Examinons de plus près la liste des ingrédients de certains de ces produits de marque et voyons comment ces différences se manifestent. 

Ces résultats vont dans le sens des données disponibles et confirment que les États-Unis sont l’un des principaux consommateurs d’aliments transformés et ultra-transformés (UPFs). Une équipe de chercheurs a mené une étude révélant que 58% des produits de base des principaux supermarchés américains étaient ultra-transformés, soit 41% de plus que leurs homologues européens. Plus important encore, la consommation d’aliments ultra-transformés a augmenté au sein de la population américaine entre 2001 et 2018, ce qui soulève de sérieuses questions de santé publique: de multiples études épidémiologiques mettent en évidence un lien étroit entre la consommation accrue d’UPFs et l’élévation du risque de maladies cardiovasculaires, de diabète, d'obésité et d'effets néfastes sur la santé mentale. 

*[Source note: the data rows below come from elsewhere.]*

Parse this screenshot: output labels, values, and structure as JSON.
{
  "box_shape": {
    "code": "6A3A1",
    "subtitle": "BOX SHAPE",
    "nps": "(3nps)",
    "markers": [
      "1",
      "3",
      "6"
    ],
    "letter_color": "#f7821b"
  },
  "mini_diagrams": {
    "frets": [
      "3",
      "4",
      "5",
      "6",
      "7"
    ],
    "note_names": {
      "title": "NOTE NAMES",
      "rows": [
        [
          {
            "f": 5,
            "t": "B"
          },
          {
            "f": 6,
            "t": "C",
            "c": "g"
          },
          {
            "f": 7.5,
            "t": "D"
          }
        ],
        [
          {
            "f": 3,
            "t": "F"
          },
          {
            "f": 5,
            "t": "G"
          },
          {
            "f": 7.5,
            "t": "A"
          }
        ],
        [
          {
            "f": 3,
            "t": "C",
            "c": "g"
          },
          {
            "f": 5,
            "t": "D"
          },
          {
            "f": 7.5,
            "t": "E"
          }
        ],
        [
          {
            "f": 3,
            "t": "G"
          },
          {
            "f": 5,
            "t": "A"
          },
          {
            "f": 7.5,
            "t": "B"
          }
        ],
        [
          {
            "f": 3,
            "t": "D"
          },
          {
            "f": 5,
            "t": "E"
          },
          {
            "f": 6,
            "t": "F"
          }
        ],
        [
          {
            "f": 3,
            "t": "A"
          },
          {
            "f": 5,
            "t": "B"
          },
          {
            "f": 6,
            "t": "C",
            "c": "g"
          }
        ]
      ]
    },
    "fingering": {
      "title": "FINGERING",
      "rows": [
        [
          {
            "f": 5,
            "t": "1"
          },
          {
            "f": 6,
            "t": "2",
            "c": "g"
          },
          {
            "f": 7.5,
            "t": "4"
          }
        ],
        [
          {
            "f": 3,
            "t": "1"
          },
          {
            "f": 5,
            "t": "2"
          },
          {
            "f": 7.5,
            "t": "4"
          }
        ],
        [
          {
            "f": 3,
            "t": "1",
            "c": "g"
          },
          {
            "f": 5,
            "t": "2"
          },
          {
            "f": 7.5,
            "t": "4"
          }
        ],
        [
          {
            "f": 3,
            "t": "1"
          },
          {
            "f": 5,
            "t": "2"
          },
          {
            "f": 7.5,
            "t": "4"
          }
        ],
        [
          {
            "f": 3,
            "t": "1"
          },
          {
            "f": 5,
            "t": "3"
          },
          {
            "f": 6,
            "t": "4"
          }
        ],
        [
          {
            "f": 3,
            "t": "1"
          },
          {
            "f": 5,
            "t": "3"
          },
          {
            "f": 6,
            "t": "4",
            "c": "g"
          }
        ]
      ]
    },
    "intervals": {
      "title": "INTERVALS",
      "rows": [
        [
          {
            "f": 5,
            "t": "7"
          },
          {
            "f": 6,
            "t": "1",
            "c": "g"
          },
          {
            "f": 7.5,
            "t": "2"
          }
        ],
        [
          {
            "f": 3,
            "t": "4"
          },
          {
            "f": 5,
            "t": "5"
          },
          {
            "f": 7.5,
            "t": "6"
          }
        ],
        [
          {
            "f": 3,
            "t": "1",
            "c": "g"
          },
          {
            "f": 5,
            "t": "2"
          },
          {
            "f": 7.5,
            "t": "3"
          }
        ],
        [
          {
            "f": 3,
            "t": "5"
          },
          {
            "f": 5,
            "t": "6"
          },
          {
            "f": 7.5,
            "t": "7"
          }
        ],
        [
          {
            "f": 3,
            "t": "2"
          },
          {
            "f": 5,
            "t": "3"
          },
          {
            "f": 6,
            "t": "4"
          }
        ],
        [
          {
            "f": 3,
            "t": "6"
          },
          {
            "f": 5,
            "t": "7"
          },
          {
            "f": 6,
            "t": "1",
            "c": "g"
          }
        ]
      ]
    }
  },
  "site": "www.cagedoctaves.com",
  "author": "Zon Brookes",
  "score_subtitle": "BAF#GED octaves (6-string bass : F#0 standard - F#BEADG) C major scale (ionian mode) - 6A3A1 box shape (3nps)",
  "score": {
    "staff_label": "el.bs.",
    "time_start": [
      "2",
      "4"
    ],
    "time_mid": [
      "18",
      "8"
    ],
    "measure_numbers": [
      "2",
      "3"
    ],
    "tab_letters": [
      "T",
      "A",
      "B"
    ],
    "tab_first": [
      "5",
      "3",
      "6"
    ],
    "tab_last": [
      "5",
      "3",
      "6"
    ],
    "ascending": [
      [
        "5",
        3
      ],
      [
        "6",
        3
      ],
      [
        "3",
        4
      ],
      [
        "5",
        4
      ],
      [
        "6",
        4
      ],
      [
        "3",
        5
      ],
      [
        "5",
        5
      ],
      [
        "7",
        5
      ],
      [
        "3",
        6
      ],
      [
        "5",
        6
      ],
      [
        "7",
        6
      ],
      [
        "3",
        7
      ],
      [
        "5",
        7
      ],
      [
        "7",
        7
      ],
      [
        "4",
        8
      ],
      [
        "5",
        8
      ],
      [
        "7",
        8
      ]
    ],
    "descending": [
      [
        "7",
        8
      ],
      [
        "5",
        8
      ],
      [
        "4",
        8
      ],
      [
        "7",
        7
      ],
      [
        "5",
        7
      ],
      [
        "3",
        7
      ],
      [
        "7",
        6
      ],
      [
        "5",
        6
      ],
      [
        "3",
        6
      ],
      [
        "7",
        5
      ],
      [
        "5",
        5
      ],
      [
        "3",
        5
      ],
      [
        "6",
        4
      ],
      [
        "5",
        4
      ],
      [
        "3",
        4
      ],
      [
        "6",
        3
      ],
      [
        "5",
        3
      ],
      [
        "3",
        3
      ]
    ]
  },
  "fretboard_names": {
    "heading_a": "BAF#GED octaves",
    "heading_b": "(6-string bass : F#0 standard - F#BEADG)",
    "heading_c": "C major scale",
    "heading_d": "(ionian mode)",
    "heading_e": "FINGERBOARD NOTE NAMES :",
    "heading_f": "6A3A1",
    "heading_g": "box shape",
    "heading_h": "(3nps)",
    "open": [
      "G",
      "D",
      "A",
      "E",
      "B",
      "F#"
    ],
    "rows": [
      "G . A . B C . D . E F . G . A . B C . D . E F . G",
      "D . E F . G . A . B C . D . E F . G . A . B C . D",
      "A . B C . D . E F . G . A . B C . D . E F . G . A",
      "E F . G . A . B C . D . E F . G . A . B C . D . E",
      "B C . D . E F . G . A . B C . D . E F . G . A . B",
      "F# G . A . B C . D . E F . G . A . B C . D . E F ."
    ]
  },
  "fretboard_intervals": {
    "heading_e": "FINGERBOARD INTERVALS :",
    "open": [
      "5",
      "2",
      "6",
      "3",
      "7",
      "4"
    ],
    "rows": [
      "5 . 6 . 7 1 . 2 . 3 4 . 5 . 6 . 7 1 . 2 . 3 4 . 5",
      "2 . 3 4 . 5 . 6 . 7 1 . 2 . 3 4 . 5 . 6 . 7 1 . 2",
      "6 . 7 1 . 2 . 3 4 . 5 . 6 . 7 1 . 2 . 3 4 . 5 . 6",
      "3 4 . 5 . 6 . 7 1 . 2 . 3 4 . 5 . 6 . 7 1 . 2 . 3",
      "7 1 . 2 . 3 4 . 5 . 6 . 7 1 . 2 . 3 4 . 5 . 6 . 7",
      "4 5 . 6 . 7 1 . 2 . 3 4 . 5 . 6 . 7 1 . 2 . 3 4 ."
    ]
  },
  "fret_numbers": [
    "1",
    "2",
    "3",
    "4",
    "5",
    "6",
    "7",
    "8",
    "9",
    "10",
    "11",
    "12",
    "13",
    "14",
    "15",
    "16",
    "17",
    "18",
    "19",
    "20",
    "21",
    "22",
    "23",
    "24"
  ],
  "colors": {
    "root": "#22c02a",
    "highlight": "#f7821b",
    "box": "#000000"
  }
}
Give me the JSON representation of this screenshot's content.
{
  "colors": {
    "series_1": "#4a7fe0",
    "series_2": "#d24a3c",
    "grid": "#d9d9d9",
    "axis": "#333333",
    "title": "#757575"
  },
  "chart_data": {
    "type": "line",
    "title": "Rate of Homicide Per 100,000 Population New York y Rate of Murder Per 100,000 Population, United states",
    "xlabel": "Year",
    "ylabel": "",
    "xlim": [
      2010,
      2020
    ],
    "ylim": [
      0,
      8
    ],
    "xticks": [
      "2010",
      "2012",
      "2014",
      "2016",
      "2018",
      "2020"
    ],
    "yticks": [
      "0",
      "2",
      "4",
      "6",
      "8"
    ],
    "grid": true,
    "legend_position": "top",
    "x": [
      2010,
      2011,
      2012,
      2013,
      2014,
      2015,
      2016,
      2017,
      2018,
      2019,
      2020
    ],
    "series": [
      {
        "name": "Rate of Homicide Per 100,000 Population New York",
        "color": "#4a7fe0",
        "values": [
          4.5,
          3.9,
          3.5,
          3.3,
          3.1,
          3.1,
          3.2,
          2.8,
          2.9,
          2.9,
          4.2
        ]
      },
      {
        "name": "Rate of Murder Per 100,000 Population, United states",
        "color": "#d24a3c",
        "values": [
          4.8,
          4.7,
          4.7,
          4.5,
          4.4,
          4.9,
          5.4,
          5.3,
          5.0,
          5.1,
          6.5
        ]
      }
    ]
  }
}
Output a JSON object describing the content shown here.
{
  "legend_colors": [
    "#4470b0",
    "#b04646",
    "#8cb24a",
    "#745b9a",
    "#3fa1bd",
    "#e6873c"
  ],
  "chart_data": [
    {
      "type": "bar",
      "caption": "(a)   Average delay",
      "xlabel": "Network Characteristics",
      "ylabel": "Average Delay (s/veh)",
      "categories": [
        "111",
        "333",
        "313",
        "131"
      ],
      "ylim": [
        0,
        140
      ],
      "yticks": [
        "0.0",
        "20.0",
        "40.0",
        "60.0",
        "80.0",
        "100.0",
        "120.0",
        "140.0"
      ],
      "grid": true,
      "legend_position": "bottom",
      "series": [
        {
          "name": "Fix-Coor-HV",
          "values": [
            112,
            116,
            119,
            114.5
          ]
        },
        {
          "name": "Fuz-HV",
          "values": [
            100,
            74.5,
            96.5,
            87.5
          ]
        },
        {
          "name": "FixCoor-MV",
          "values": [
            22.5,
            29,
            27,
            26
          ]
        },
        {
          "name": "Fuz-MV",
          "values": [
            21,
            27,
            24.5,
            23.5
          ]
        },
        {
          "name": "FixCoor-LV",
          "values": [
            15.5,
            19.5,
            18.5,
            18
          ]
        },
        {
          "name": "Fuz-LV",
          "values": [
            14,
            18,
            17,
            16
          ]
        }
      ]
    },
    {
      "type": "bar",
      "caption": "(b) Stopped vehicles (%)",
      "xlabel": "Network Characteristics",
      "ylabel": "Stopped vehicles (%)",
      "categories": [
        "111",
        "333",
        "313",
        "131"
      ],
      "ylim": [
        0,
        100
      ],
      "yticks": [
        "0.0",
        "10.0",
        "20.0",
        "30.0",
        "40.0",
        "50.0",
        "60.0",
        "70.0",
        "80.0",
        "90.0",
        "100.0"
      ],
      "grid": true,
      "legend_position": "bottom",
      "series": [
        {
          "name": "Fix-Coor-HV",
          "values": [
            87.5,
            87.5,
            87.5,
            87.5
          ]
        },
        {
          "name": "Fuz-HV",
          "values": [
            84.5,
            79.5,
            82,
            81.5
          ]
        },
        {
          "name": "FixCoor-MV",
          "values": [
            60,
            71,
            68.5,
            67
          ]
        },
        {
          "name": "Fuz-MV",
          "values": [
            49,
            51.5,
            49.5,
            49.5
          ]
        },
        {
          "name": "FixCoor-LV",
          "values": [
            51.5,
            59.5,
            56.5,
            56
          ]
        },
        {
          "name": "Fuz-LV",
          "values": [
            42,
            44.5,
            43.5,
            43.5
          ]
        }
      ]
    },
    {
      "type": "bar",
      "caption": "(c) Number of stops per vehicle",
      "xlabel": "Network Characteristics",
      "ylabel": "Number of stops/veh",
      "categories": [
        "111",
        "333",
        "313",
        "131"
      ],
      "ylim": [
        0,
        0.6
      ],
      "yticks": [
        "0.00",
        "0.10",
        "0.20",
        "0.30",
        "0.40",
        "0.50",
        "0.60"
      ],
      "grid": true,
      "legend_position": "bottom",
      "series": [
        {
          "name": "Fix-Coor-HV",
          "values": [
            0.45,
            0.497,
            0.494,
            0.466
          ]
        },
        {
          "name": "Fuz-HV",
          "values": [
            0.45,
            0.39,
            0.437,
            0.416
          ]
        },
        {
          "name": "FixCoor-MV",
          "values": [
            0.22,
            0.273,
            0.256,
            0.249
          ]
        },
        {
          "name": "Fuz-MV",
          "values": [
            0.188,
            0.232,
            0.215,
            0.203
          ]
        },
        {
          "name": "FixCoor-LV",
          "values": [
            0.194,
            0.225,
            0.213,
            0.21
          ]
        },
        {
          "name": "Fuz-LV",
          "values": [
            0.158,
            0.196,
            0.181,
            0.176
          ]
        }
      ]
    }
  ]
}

Conclusion - ce n’est pas si simple!

Que pouvons-nous donc conclure de ces recherches? Pour en revenir à notre question initiale, l'objectif de cet article était d'essayer d’identifier les facteurs qui expliquent pourquoi les produits alimentaires de l’UE ont un goût et une qualité supérieurs à ceux des États-Unis.

Il est vrai que les produits transformés sont davantage réglementés dans l’Union Européenne. Comme le montre notre comparaison de produits, la liste d'ingrédients pour les produits européens a tendance à être plus courte/de meilleure qualité car moins d'additifs sont légalement autorisés. Cependant, la réponse à cette question est moins claire pour les produits non transformés comme les fruits et les légumes. 

Cette différence peut s'expliquer par le fait que les aliments frais et de qualité sont moins chers et plus accessibles dans l'UE qu'aux États-Unis. Les US disposent d'excellents produits (n'importe quelle visite au marché fermier local peut le confirmer), mais l'accès à ces aliments est souvent plus difficile et moins abordable pour le consommateur américain moyen. La majorité des ménages américains font leurs courses dans des supermarchés et hypermarchés (tels que Walmart, Target, Sam’s Club), où les produits frais et de qualité sont souvent moins disponibles et plus chers que les options ultra-transformées. 

Ainsi, lorsque les Américains se rendent en Europe et s'extasient sur la nourriture, une partie de leur admiration tient peut-être moins au goût qu’à la facilité d’accès dont ils ont fait l'expérience. Ils n’ont plus besoin de faire un tour au marché ou une épicerie fine pour trouver une bonne tomate juteuse. Ils peuvent espérer en trouver une dans l'épicerie du coin à un prix raisonnable.  Il en va de même au restaurant: la qualité et la saveur des ingrédients sont souvent supérieures dans l’UE, tout en étant moins coûteux que pour des plats similaires aux États-Unis. 

Le fait est, ce n'est pas si simple! Nous espérons que nos recherches nous apporteraient une réponse claire et précise, et bien non. De nombreux facteurs entrent en jeu, et c’est normal, puisque les systèmes alimentaires sont complexes, et nous comptons bien continuer d’investiguer ces questions en profondeur.